Wiss David A, LaFata Erica M
Department of Community Health Sciences, Fielding School of Public Health, University of California Los Angeles, 650 Young Drive South, Los Angeles, CA, 90095, USA.
Drexel University Center for Weight Eating and Lifestyle Science, 3201 Chestnut Street, Philadelphia, PA, 19104, USA.
Appetite. 2025 Apr 1;208:107938. doi: 10.1016/j.appet.2025.107938. Epub 2025 Mar 2.
Adverse childhood experiences (ACEs), such as abuse, neglect, or household violence, have been identified as significant risk factors for a multitude of physical and psychological conditions, motivating research to identify contributing mechanisms and conditions. Substantial evidence exists that supports strong associations between ACEs and symptoms of post-traumatic stress disorder (PTSD), eating disorders (EDs), and addictive disorders. Recent research has also elucidated a link between ACEs and ultra-processed food addiction (UPFA), a clinical presentation resembling a substance use disorder with ultra-processed foods (UPFs; e.g., pastries, packaged snacks, sweetened beverages). Yet, no research to our knowledge has explored causal mediation pathways between ACEs, consumption patterns of UPFs, and symptoms of PTSD, UPFA, and ED. In a sample of 304 adults seeking dietary counseling in a private practice specializing in mental health nutrition, this study conducted mediation analyses and structural equation modeling to test a conceptual model of the hypothesized contributions of UPF intake and UPFA in explaining the relationships between ACEs with symptoms of PTSD and ED. Symptoms of PTSD fully mediated (99.4%) the positive relationship between ACEs and ED symptoms and 51.0% of the ACE-UPFA association. Greater UPF consumption frequency mediated 23.7% of the positive relationship between ACEs and UPFA symptoms, and UPFA symptoms mediated 73.8% of the positive relationship between UPF intake and ED symptomology. Relatedly, symptoms of UPFA explained 46.0% of the positive association between symptoms of PTSD and indicators of ED pathology. Structural equation modeling indicated significant associations of all hypothesized relationships when analyzed simultaneously. This study found that the influences of UPF consumption and UPFA represent a blind spot in current trauma-informed treatment approaches for disordered eating.
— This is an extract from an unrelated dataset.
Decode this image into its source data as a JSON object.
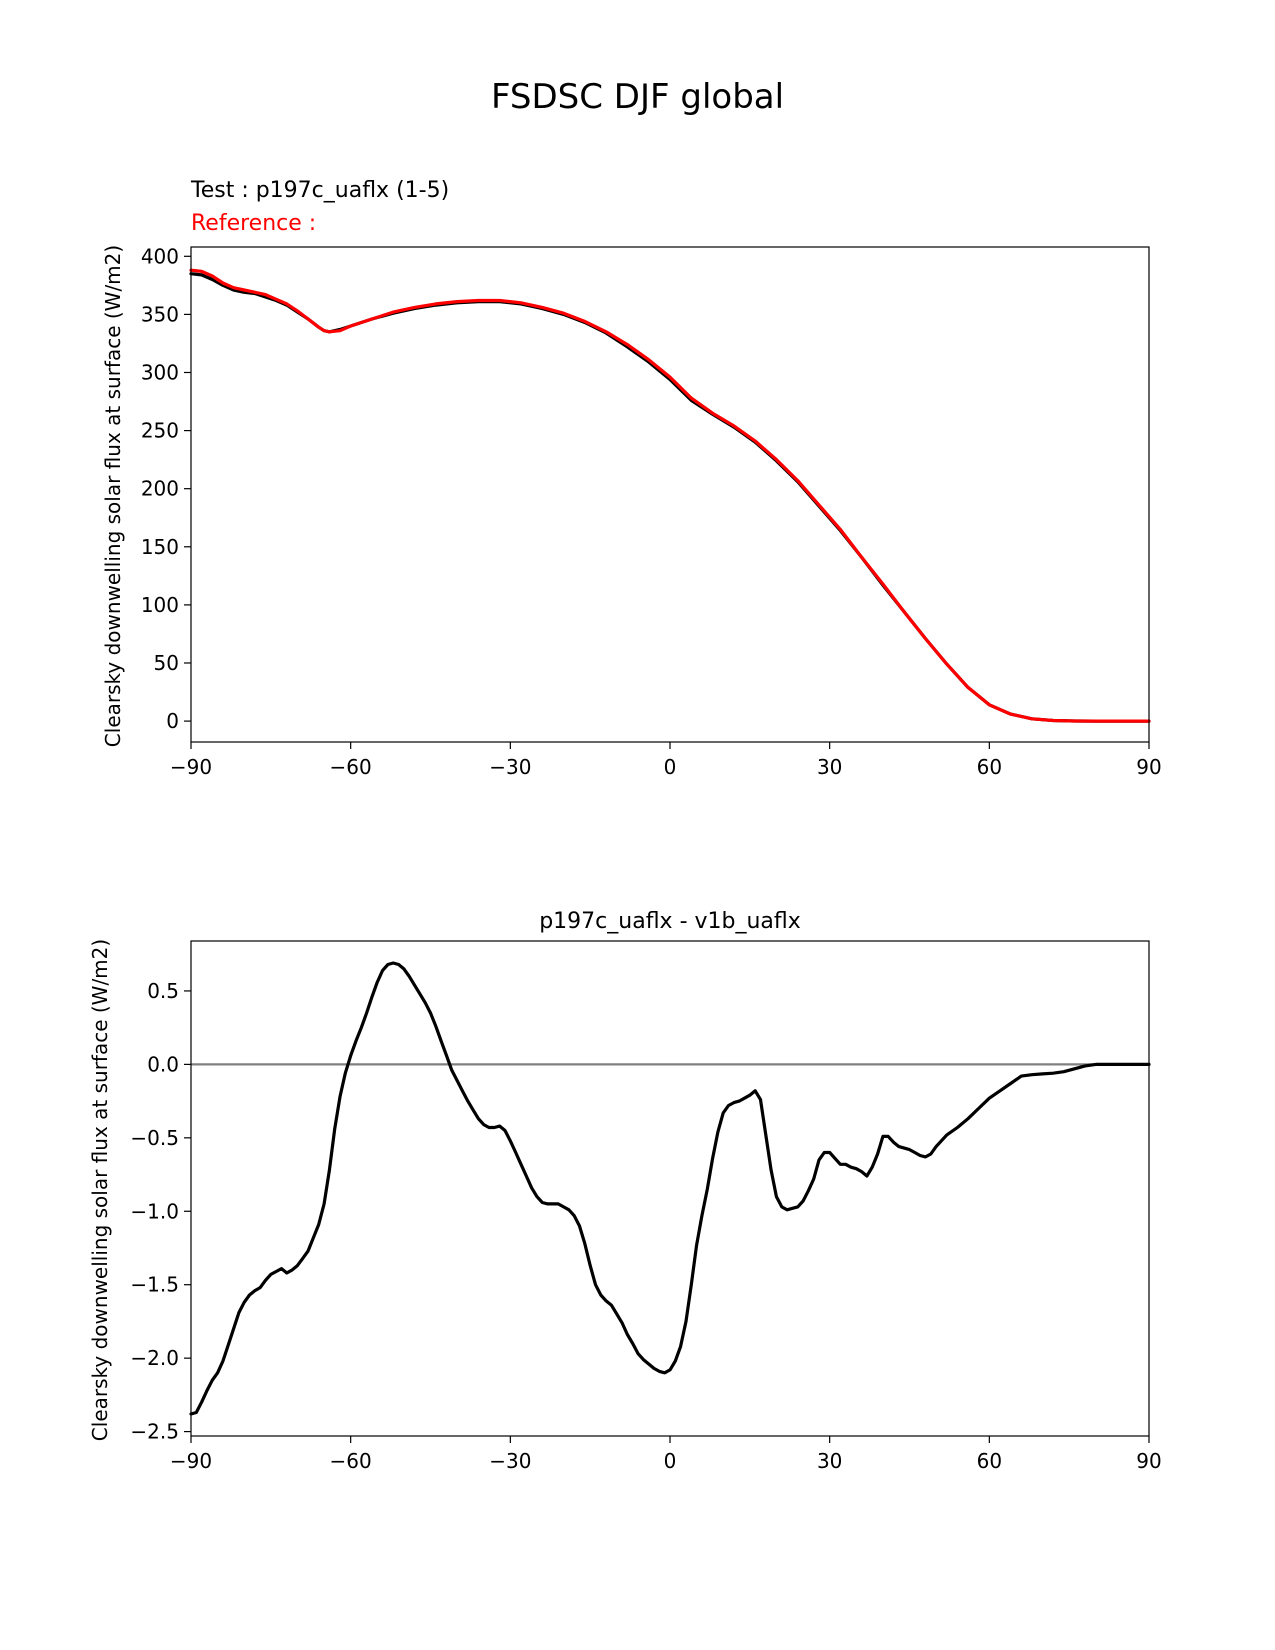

童年不良经历(ACEs),如虐待、忽视或家庭暴力,已被确认为多种身体和心理状况的重要风险因素,这促使人们开展研究以确定其作用机制和相关状况。大量证据表明,ACEs与创伤后应激障碍(PTSD)、饮食失调(EDs)和成瘾性障碍的症状之间存在密切关联。最近的研究还阐明了ACEs与超加工食品成瘾(UPFA)之间的联系,超加工食品成瘾是一种临床表现,类似于对超加工食品(UPFs;如糕点、包装零食、含糖饮料)的物质使用障碍。然而,据我们所知,尚无研究探讨ACEs、UPFs消费模式与PTSD、UPFA和ED症状之间的因果中介途径。在一个由304名在一家专门从事心理健康营养的私人诊所寻求饮食咨询的成年人组成的样本中,本研究进行了中介分析和结构方程建模,以检验一个概念模型,该模型假设UPF摄入量和UPFA在解释ACEs与PTSD和ED症状之间的关系中所起的作用。PTSD症状完全中介了(99.4%)ACEs与ED症状之间的正相关关系以及ACE-UPFA关联的51.0%。更高的UPF消费频率中介了ACEs与UPFA症状之间正相关关系的23.7%,而UPFA症状中介了UPF摄入量与ED症状之间正相关关系的73.8%。相关地,UPFA症状解释了PTSD症状与ED病理学指标之间正相关关系的46.0%。结构方程建模表明,当同时分析所有假设关系时,它们之间存在显著关联。本研究发现,UPF消费和UPFA的影响代表了当前饮食失调的创伤知情治疗方法中的一个盲点。